NPR logo Hope Lives For Super Panel's Success Despite Gridlock

Hope Lives For Super Panel's Success Despite Gridlock

If second marriages are the triumph of hope over experience, so is the belief that the congressional deficit super committee in a city riven by partisan distrust will reach agreement on spending cuts by its deadline now only three weeks away.

Not everyone is optimistic, of course. Recent reports suggesting that the super committee members were stuck because of Republican resistance to raising taxes, period, have left many with a sense of impending failure.

Indeed, a reporter on Thursday implored Rep. Nancy Pelosi, the House minority leader, to give him and other journalistic cynics a reason, any reason, for hope.

REPORTER: ... Some of the information that is leaking out of the committee doesn't appear to be encouraging at all.


REPORTER: And I'm wondering if there's anything at all that you can say that would help instill a little more confidence in those of us who are covering it — and the American people.

Pelosi didn't make any promises. And neither did Speaker John Boehner, for that matter. But they were definitely keeping hope alive.

Boehner, while not exactly sunny with optimism, was cautiously upbeat. Despite all the talk of a partisan logjam over taxes, he said he's open to revenue increases so long as certain conditions are met.

At his weekly Thursday news conference with reporters, he stressed that he wants the panel of 12 lawmakers split equally between Republicans and Democrats:

We have to come to an agreement. We have — we — it is important for the supercommittee to succeed. And we've got Democrats and Republicans on this committee who have worked diligently over the last several months to try to come to an agreement.

Fueling even more hope was the way Boehner left the door cracked for conditions-based revenue increases.

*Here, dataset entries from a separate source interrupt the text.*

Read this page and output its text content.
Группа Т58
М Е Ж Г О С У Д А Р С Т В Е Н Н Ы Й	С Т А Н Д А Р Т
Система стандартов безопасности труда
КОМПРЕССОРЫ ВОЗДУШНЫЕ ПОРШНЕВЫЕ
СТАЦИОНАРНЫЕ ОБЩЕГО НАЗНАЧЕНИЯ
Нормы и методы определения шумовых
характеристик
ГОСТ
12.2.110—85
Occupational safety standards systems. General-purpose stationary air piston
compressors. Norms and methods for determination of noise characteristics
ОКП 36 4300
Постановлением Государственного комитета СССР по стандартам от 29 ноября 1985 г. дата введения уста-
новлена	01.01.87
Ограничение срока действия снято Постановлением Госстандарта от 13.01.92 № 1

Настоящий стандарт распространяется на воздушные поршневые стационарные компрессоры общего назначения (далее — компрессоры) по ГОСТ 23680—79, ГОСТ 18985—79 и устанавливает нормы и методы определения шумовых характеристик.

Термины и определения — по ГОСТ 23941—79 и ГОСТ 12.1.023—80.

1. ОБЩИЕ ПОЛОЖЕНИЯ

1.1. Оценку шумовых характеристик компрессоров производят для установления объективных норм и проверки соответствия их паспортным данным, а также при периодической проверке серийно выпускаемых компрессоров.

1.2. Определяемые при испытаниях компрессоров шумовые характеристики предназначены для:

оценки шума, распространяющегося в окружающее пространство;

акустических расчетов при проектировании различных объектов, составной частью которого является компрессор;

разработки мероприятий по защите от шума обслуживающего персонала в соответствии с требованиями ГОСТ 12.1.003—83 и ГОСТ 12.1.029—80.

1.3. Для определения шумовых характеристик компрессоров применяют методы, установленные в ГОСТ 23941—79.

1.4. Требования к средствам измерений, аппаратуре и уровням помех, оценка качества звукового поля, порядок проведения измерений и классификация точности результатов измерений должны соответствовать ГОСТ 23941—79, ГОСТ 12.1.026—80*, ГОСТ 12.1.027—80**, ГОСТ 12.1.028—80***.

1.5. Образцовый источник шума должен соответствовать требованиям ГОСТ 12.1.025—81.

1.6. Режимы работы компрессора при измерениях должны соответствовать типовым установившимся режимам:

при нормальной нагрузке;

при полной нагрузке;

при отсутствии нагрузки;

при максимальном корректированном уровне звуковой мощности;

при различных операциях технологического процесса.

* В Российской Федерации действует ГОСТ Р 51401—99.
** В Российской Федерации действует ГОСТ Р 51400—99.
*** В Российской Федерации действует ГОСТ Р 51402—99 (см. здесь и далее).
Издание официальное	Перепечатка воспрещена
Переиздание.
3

The Associated Press reported:

House Speaker John Boehner said Thursday that "there's room for revenue" as a congressional deficit-reduction supercommittee seeks $1.2 trillion or more in deficit cuts over the coming decade. But he says it would require a major overhaul of government benefit programs.

"Without real reform on the entitlement side, I'm not even going to put any new revenue on the table," Boehner said. Entitlement programs include Social Security, Medicare and Medicaid.

Boehner says he remains committed to helping the deficit panel succeed and that Congress should approve its recommendations if it produces a plan to curb the government's gush of red ink.

"I didn't agree to set this thing up with any idea that it wouldn't succeed," Boehner said. "d love to exceed the goal, but we have to meet the goal, and I'm going to put every ounce of effort in to make sure that we do."

Boehner was asked about the Wednesday letter from the 100 House members — 60 Democrats and 40 Republicans — calling for the super committee to put everything on the table. Boehner said:

"... I appreciate their interest, their concern and their help in trying to make sure that we get to an outcome."

Meanwhile, Pelosi made some of the same noises. At her weekly briefing with reporters, she said:

I'm hopeful that the time that they are taking is time that is bringing us closer to a consensus. As I've — we've discussed before, I have not put any lines in the sand. We've said if it's big, bold and balanced, many things are possible to reduce the deficit in a very significant way to take us into the future, you know, a path of prosperity honoring the entrepreneurial spirit of America.
So we're optimistic that something can be done.

Jack Lew, director of the Obama Administration's Office of Management and Budget and a long-time veteran of Washington's budget wars, was staying positive as well.

Politico reported on Lew's appearance at an event it hosted Thursday:

"We have a habit in Washington of trying to write obituaries while the patient is still fighting," Lew said at a POLITICO Playbook Breakfast at the Newseum. "The supercommittee isn't done. There is no major undertaking where a few weeks out we have been able to accurately predict whether it would work, whether it wouldn't work."

Of course, it wasn't so much optimism as fear that was the great motivator of the moment. Hanging over everyone's heads, obviously, were fears of what could happen if the super committee doesn't reach an agreement.

There's general agreement that it would be best to avoid the $1.2 trillion in automatic cuts that would occur if the super committee members fail at their task.

Responding to talk by some lawmakers, like Sen. John McCain (R-AZ), that they might keep the automatic cuts from happening because of the feared effects on the military, the Committee for a Responsible Federal Budget's blog warned against that:

Moody's outlook on U.S. debt is already "negative," so overriding the trigger, which some lawmakers have already supported, could in fact prompt a downgrade.